Despite US Supreme Court Review of Grants Pass Case, San Francisco Homelessness Case Should Proceed

Photo by Fredrick Lee on Unsplash

Special to the Vanguard

San Francisco, CA – San Francisco’s City Attorney filed a motion for a stay, or pause, in Coalition on Homelessness v. City of San Francisco. The case is currently pending in federal district court.

Coalition on Homelessness v. City of San Francisco challenges San Francisco’s costly and ineffective response to homelessness. The Ninth Circuit recently affirmed a preliminary injunction issued in that case.

Although one of thirteen claims directly builds on the findings in Grants Pass, the San Francisco case also deals with separate issues affecting the unhoused community. These include the City’s destruction of property and ignoring due process rights, the City’s failure to make reasonable accommodations for people with disabilities, whether the City discriminates against people with disabilities, and whether sweeps unlawfully endanger people’s lives. The City’s practices are against federal law, state law, and its own policies.

“Even with the Supreme Court’s review of Grants Pass underway, the case in San Francisco  should proceed,” said Nisha Kashyap, Senior Staff Attorney with the Lawyers’ Committee for Civil Rights of the San Francisco Bay Area and one of the attorneys representing the Coalition on Homelessness in the case. “Unhoused people should not continue to be subject to these unlawful practices, and the entire community deserves a timely resolution to all the important issues at stake in the case.”

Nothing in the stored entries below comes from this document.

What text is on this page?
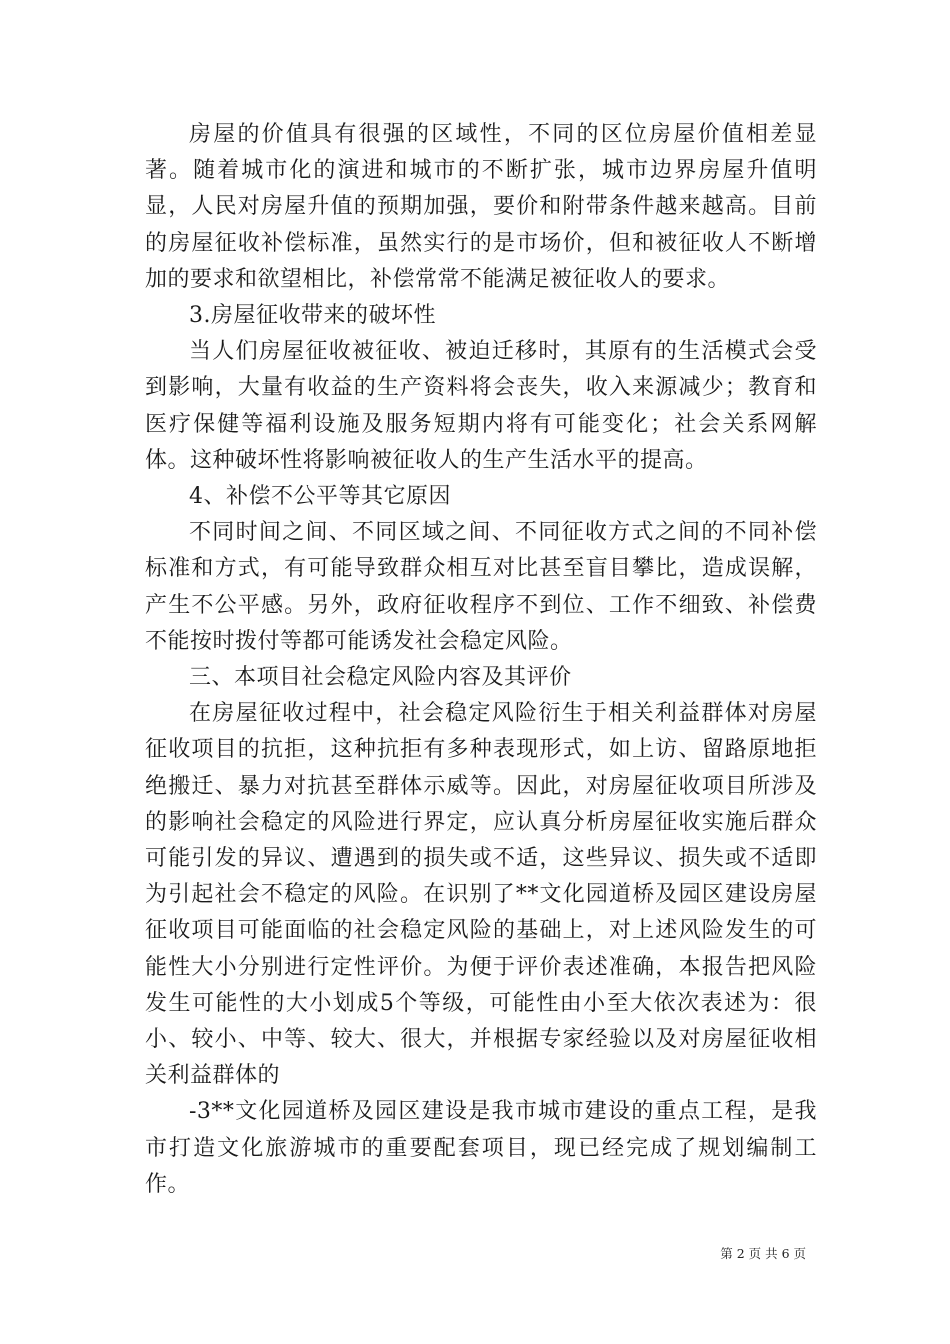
房屋的价值具有很强的区域性，不同的区位房屋价值相差显著。随着城市化的演进和城市的不断扩张，城市边界房屋升值明显，人民对房屋升值的预期加强，要价和附带条件越来越高。目前的房屋征收补偿标准，虽然实行的是市场价，但和被征收人不断增加的要求和欲望相比，补偿常常不能满足被征收人的要求。

3.房屋征收带来的破坏性

当人们房屋征收被征收、被迫迁移时，其原有的生活模式会受到影响，大量有收益的生产资料将会丧失，收入来源减少；教育和医疗保健等福利设施及服务短期内将有可能变化；社会关系网解体。这种破坏性将影响被征收人的生产生活水平的提高。

4、补偿不公平等其它原因

不同时间之间、不同区域之间、不同征收方式之间的不同补偿标准和方式，有可能导致群众相互对比甚至盲目攀比，造成误解，产生不公平感。另外，政府征收程序不到位、工作不细致、补偿费不能按时拨付等都可能诱发社会稳定风险。

三、本项目社会稳定风险内容及其评价

在房屋征收过程中，社会稳定风险衍生于相关利益群体对房屋征收项目的抗拒，这种抗拒有多种表现形式，如上访、留路原地拒绝搬迁、暴力对抗甚至群体示威等。因此，对房屋征收项目所涉及的影响社会稳定的风险进行界定，应认真分析房屋征收实施后群众可能引发的异议、遭遇到的损失或不适，这些异议、损失或不适即为引起社会不稳定的风险。在识别了**文化园道桥及园区建设房屋征收项目可能面临的社会稳定风险的基础上，对上述风险发生的可能性大小分别进行定性评价。为便于评价表述准确，本报告把风险发生可能性的大小划成5个等级，可能性由小至大依次表述为：很小、较小、中等、较大、很大，并根据专家经验以及对房屋征收相关利益群体的

-3**文化园道桥及园区建设是我市城市建设的重点工程，是我市打造文化旅游城市的重要配套项目，现已经完成了规划编制工作。

第 2 页 共 6 页
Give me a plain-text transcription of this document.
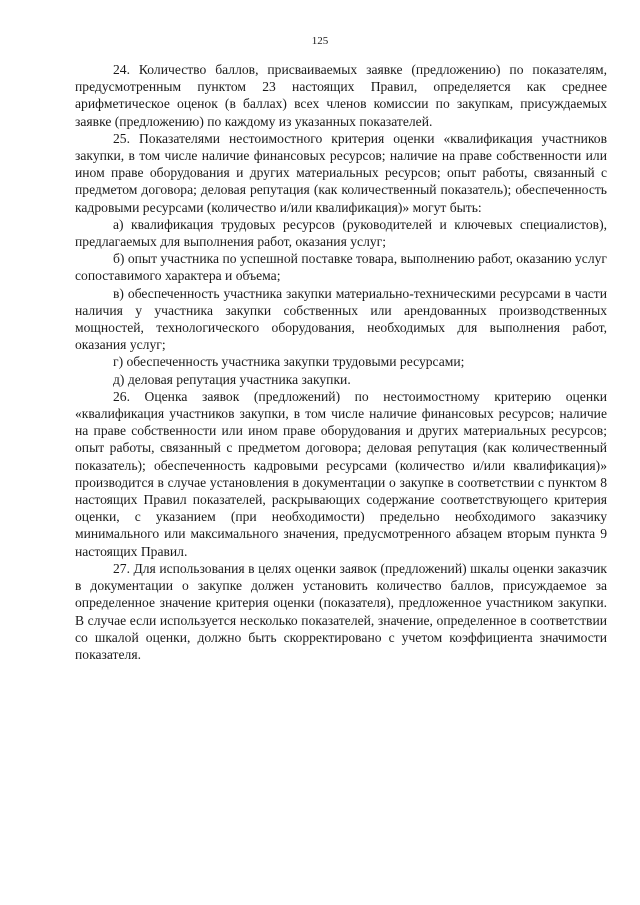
125

24. Количество баллов, присваиваемых заявке (предложению) по показателям, предусмотренным пунктом 23 настоящих Правил, определяется как среднее арифметическое оценок (в баллах) всех членов комиссии по закупкам, присуждаемых заявке (предложению) по каждому из указанных показателей.

25. Показателями нестоимостного критерия оценки «квалификация участников закупки, в том числе наличие финансовых ресурсов; наличие на праве собственности или ином праве оборудования и других материальных ресурсов; опыт работы, связанный с предметом договора; деловая репутация (как количественный показатель); обеспеченность кадровыми ресурсами (количество и/или квалификация)» могут быть:

а) квалификация трудовых ресурсов (руководителей и ключевых специалистов), предлагаемых для выполнения работ, оказания услуг;

б) опыт участника по успешной поставке товара, выполнению работ, оказанию услуг сопоставимого характера и объема;

в) обеспеченность участника закупки материально-техническими ресурсами в части наличия у участника закупки собственных или арендованных производственных мощностей, технологического оборудования, необходимых для выполнения работ, оказания услуг;

г) обеспеченность участника закупки трудовыми ресурсами;

д) деловая репутация участника закупки.

26. Оценка заявок (предложений) по нестоимостному критерию оценки «квалификация участников закупки, в том числе наличие финансовых ресурсов; наличие на праве собственности или ином праве оборудования и других материальных ресурсов; опыт работы, связанный с предметом договора; деловая репутация (как количественный показатель); обеспеченность кадровыми ресурсами (количество и/или квалификация)» производится в случае установления в документации о закупке в соответствии с пунктом 8 настоящих Правил показателей, раскрывающих содержание соответствующего критерия оценки, с указанием (при необходимости) предельно необходимого заказчику минимального или максимального значения, предусмотренного абзацем вторым пункта 9 настоящих Правил.

27. Для использования в целях оценки заявок (предложений) шкалы оценки заказчик в документации о закупке должен установить количество баллов, присуждаемое за определенное значение критерия оценки (показателя), предложенное участником закупки. В случае если используется несколько показателей, значение, определенное в соответствии со шкалой оценки, должно быть скорректировано с учетом коэффициента значимости показателя.
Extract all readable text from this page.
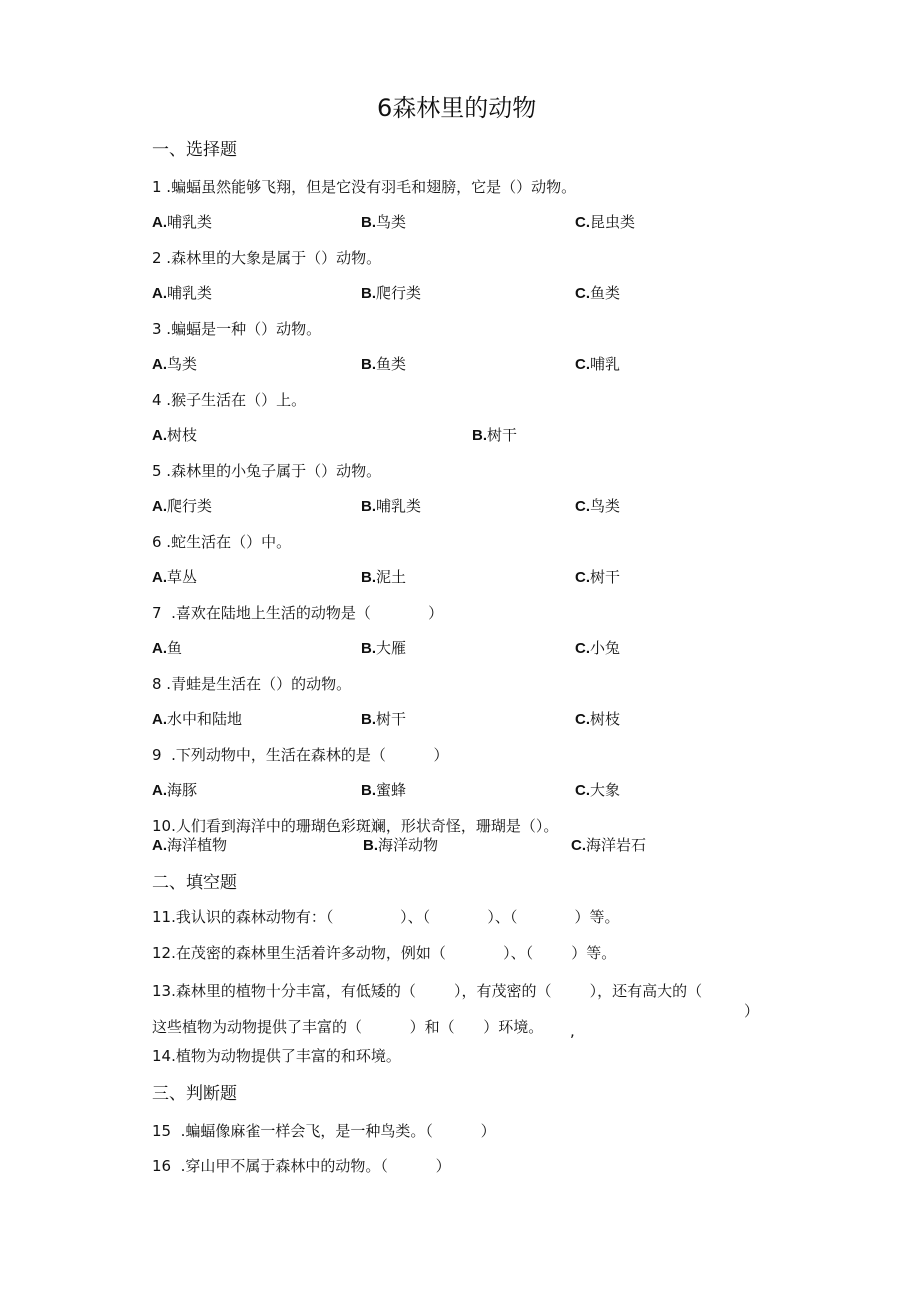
6森林里的动物
一、选择题
1 .蝙蝠虽然能够飞翔，但是它没有羽毛和翅膀，它是（）动物。
A.哺乳类	B.鸟类	C.昆虫类
2 .森林里的大象是属于（）动物。
A.哺乳类	B.爬行类	C.鱼类
3 .蝙蝠是一种（）动物。
A.鸟类	B.鱼类	C.哺乳
4 .猴子生活在（）上。
A.树枝	B.树干
5 .森林里的小兔子属于（）动物。
A.爬行类	B.哺乳类	C.鸟类
6 .蛇生活在（）中。
A.草丛	B.泥土	C.树干
7  .喜欢在陆地上生活的动物是（            ）
A.鱼	B.大雁	C.小兔
8 .青蛙是生活在（）的动物。
A.水中和陆地	B.树干	C.树枝
9  .下列动物中，生活在森林的是（          ）
A.海豚	B.蜜蜂	C.大象
10.人们看到海洋中的珊瑚色彩斑斓，形状奇怪，珊瑚是（）。
A.海洋植物	B.海洋动物	C.海洋岩石
二、填空题
11.我认识的森林动物有：（              ）、（            ）、（            ）等。
12.在茂密的森林里生活着许多动物，例如（            ）、（        ）等。
13.森林里的植物十分丰富，有低矮的（        ），有茂密的（        ），还有高大的（
）
这些植物为动物提供了丰富的（          ）和（      ）环境。 ,
14.植物为动物提供了丰富的和环境。
三、判断题
15  .蝙蝠像麻雀一样会飞，是一种鸟类。（          ）
16  .穿山甲不属于森林中的动物。（          ）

Plaintiffs in the Coalition case plan to file an opposing brief with the district court later this month in response to the brief filed by the City today.

“The Supreme Court can and should affirm that the government can’t jail you based on your status, who you are, or a condition you have. The case can proceed and take into account any future Supreme Court ruling,” added John Do, senior staff attorney with the ACLU of Northern California. “The majority of our case is unrelated to whether City’s practices are cruel and unusual punishment under the Eighth Amendment and must be resolved.”